Both the Senate and the plebs urbana were threatened by Sulpicius’s proposal. Old noble patrons, working merchants, and common artisans alike could see the Roman voice in government was about to be diminished and wanted the Italians kept separate, “so that they might not, by being mingled with the old citizens, vote them down in the elections by force of numbers.” Having surrendered the issue of citizenship, the Romans built a new line at suffrage. Sulpicius’s proposal led to clashes in the streets between angry plebs urbana and the Anti-Senate.24

With these riots breaking out, Sulla was at his camp at Nola.
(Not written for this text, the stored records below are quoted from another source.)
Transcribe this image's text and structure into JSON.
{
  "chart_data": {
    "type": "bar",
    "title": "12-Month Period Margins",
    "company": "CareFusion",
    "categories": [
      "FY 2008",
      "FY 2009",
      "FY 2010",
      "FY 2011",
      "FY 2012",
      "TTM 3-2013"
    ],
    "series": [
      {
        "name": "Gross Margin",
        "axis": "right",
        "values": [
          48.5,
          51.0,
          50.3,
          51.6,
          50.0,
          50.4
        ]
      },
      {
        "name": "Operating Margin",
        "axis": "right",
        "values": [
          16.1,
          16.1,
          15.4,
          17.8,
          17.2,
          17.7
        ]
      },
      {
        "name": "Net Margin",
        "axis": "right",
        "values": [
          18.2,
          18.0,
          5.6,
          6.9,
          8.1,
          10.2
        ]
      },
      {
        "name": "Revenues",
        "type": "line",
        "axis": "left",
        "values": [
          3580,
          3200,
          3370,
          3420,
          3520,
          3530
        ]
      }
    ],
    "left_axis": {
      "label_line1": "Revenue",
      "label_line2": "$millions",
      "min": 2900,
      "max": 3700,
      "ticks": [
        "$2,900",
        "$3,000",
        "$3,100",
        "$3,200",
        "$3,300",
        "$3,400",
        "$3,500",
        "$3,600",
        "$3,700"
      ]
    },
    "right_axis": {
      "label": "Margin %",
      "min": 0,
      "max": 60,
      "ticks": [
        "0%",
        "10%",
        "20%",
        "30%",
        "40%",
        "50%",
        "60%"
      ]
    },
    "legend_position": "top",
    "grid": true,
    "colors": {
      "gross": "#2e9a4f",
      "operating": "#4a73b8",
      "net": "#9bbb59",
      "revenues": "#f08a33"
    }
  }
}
As soon as he heard the news, he hurried back to Rome. When he reached the Forum, Sulla and his colleague Pompeius staged a dramatic intervention. Tribunician vetoes not being what they once were, they decided to see how Sulpicius liked a taste of full consular authority. Standing on the rostra of the Temple of Castor and Pollux, Sulla and Pompeius used their religious authority to declare a feriae, a holiday that triggered the cessation of all public business. Sulpicius did not care for this taste of this consular authority, but instead of meekly submitting, his Anti-Senate pulled out hidden weapons. With the crowds hostile and the threats getting specific, Sulla and Pompeius retreated from the rostra. The consuls got away but Pompeius’s son was not so lucky. An outspoken defender of his father, the younger Pompeius went too far, and Sulpicius’s gang killed him on the spot.25

Sulla found the closest safe haven near at hand: Marius’s house at the foot of the Palatine Hill. What was said between the two men is unknown, but Marius must have told Sulla the only way he was getting out of this alive was to rescind the feriae and allow the vote on Sulpicius’s laws to proceed. Left with no other choice, Sulla agreed. It would be the last time they were in the same room together.26

Emerging from his consultation with Marius, Sulla remounted the rostra and withdrew the holiday decree, allowing public business to return to normal. Then he departed the Forum. Cleared of these distractions, Sulpicius convened the Assembly and carried his bills on Italian suffrage. Then he tossed in the surprise kicker, something no one was expecting. He convinced the Assembly to withdraw Sulla’s appointment to the eastern command and transfer it to Marius. Already on his way back to the army, Sulla had no idea he had just lost his job.27

THE SIX LEGIONS Sulla led during the Social War were still camped outside Nola. This army had been fighting under Sulla for a year, and he had earned their devoted loyalty. Sulla always had an easygoing rapport with common soldiers. Though he had the unmistakable air of an arrogant aristocrat, he never shirked his duty or let his men down. And now that he had been elected consul, he was about to lead them east to pacify some wayward king on the far side of the Aegean. Fighting a civil war in your own backyard is neither fun nor profitable, but conquering a rich eastern kingdom sounded mighty fine indeed. So as the soldiers sat around Nola waiting for Sulla to come back, they dreamed of the campaign to come.28

When Sulla returned a few days later he likely did not ride with his usual resplendent vigor. He was still consul, and still slated to run the eastern war, but he had been embarrassed in the head-to-head confrontation with Sulpicius and Marius. He had been forced by violence to humiliate himself and withdraw his own decree. Sulla’s agitation turned to fury when a messenger arrived bearing the incredible news: The Assembly had stripped Sulla of the eastern command. Gaius Marius would now lead the expedition.29

The shock of the revelation cannot be understated. Old Marius’s pathetic pursuit of the command was well known. His calisthenics out on the Campus Martius were a joke, not a prelude to getting the job. Especially not after Sulla had won the consulship and drawn the Mithridatic command. But after years of enduring Sulla’s arrogant vanity, Marius was finally ready to get his revenge. His plan was to bury Sulla under a wave of humiliations from which Sulla could not recover. Following either the letter of the law or the unwritten codes of mos maiorum would be the end of Sulla; if he wanted to survive he was going to have to break both.